Девушка с неодобрением взглянула на Шестакова.
– Хорошо. Как скажете. Только я предупрежу матушку Веру…
Шестаков выждал некоторое время, убедился, что Шура не собирается возвращаться, и заклинил двери тумбочкой.
– Чтобы никто не помешал, – пояснил он.
Искра Сергеевна кивнула.
– Вас зовут Дмитрий?
– Да, – подтвердил Шестаков.
– Это с вами я вела заоблачные беседы?
– Со мной. – Шестаков нервно прокашлялся. – Как вы это делали? Вы не представляете, как долго я вас искал.
– Я тоже долго ждала, так что преамбулу опустим. Детали уже тоже не важны. Если вы действительно занимались практическими исследованиями в области мемной репликации, то захотите получить ответы на свои вопросы…
– Очень захочу. Я давно пытаюсь понять механизм эффективной защиты от паразитной информации. Он существует вообще?
– У вас есть дети, Дмитрий?

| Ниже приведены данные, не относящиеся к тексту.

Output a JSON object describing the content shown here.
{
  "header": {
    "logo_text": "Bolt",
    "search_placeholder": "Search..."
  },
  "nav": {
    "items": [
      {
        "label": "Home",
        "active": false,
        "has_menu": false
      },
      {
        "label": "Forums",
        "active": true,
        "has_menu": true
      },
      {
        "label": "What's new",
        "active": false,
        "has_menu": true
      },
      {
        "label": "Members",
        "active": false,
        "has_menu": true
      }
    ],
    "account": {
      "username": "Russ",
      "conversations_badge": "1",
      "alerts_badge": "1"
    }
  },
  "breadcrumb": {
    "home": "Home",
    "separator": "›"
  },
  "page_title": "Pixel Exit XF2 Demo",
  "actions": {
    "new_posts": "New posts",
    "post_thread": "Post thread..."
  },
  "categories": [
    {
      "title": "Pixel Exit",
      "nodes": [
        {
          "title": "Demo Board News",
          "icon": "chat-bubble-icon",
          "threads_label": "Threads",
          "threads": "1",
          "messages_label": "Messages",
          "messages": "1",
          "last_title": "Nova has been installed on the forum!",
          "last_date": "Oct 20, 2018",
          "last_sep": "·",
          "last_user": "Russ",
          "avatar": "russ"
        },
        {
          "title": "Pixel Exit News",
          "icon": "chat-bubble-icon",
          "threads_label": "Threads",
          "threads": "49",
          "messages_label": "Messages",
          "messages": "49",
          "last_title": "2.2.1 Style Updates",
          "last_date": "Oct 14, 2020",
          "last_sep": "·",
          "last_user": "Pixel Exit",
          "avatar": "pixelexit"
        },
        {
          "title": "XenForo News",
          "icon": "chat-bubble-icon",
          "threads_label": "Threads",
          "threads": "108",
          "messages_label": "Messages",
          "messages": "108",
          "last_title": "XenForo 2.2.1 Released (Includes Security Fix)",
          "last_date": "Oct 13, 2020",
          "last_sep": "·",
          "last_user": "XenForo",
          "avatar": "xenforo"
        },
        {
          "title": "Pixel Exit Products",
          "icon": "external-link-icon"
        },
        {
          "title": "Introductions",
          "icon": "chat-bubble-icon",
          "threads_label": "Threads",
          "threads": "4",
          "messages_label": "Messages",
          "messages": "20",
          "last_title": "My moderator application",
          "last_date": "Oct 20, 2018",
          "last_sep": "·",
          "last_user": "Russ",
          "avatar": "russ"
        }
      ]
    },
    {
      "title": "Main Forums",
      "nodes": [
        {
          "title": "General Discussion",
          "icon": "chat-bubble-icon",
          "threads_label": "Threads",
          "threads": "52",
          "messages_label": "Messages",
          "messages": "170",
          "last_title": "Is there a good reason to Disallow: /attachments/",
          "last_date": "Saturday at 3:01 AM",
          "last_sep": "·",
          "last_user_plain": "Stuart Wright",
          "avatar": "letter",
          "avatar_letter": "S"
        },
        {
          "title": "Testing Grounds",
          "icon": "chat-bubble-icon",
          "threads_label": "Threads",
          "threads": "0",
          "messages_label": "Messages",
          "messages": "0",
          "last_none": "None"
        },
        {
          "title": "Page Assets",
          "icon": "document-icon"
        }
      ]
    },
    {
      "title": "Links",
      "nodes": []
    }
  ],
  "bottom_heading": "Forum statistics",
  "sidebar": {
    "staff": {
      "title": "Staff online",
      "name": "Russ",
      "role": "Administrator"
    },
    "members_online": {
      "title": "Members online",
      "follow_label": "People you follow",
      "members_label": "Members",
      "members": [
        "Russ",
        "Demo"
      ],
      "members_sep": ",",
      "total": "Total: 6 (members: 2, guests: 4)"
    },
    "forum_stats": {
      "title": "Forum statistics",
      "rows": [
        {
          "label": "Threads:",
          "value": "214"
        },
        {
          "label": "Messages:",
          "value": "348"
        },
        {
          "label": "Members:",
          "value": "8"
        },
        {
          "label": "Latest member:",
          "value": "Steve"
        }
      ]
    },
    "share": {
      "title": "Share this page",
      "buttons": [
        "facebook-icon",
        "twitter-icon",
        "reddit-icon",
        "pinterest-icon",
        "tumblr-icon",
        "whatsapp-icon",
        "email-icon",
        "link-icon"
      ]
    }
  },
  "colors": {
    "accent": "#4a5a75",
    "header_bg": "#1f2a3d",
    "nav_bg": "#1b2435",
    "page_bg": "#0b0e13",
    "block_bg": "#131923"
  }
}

Я так думала, что нет. Если бы были, вы поняли бы мою теорию эволюционных матриц гораздо быстрей. Человеческий мозг в ходе эволюции приспособился к тому, чтобы мгновенно впитывать и перерабатывать любые информационные продукты. Маленький ребенок обучается основам родного языка всего за полгода. За несколько лет он перенимает обширный словарь разговорной речи, сложнейшие правила синтаксиса и семантики. Взрослые люди тоже обучаются. Они копируют друг у друга манеру двигаться, говорить, одеваться. Мы все очень подвержены чужим влияниям. Человек запрограммирован на то, чтобы быстро усваивать полезную информацию. А если он так запрограммирован, то есть ли у него шансы сохранить устойчивость к информации вредной или даже опасной?
– Не уверен, что я правильно вас понимаю, – признался Шестков.
– Хорошо. Зайдем с другой стороны. Вы когда-нибудь задумывались о механизме работы живой клетки? Клетка – это, по сути, предприятие по копированию ДНК. Наши клетки копируют ДНК даже с большим усердием, чем дети копируют поведенческие стереотипы родителей. Неудивительно, что усердная клетка привлекает к себе внимание с стороны всех деклассированных генетических элементов – вирусов, вироидов, плазмидов. Их паразитическая ДНК практически неотличима от ДНК хозяина, и она ловко встраивается в хромосому. Единственное отличие – способ распространения. Законная ДНК нацелена на передачу себя по сложному пути, через сперматозоиды и яйцеклетки. А паразитическая ДНК ищет всегда самые быстрые пути в будущее, предпочитая распространяться через слюну, слизистые выделения и кровь. Человеческий мозг в качестве репликатора, безусловно, уступает клетке в точности копирования, иногда мы подчиняемся порядку, предписанному другими, иногда нет. Но различные массовые сумасшествия, среди которых лично я на первое место поставила бы мировые религии, свидетельствуют, что человеческий мозг, особенно в молодости, обладает теми же качествами, которые благоприятны для существования информационных паразитов. Да что там говорить, он просто не может работать иначе. Вспомните историю компьютерных вирусов. В итоге, они стали развиваться в сторону интеграции с другими вирусами и официальным программными ядрами, формируя легитимные вирусные сообщества. А как выглядят наши геномы? Фактически это те же гигантские колонии вирусов. Гены кооперируются в геномы, потому что естественный отбор благоприятствует генам, процветающим в присутствии других генов.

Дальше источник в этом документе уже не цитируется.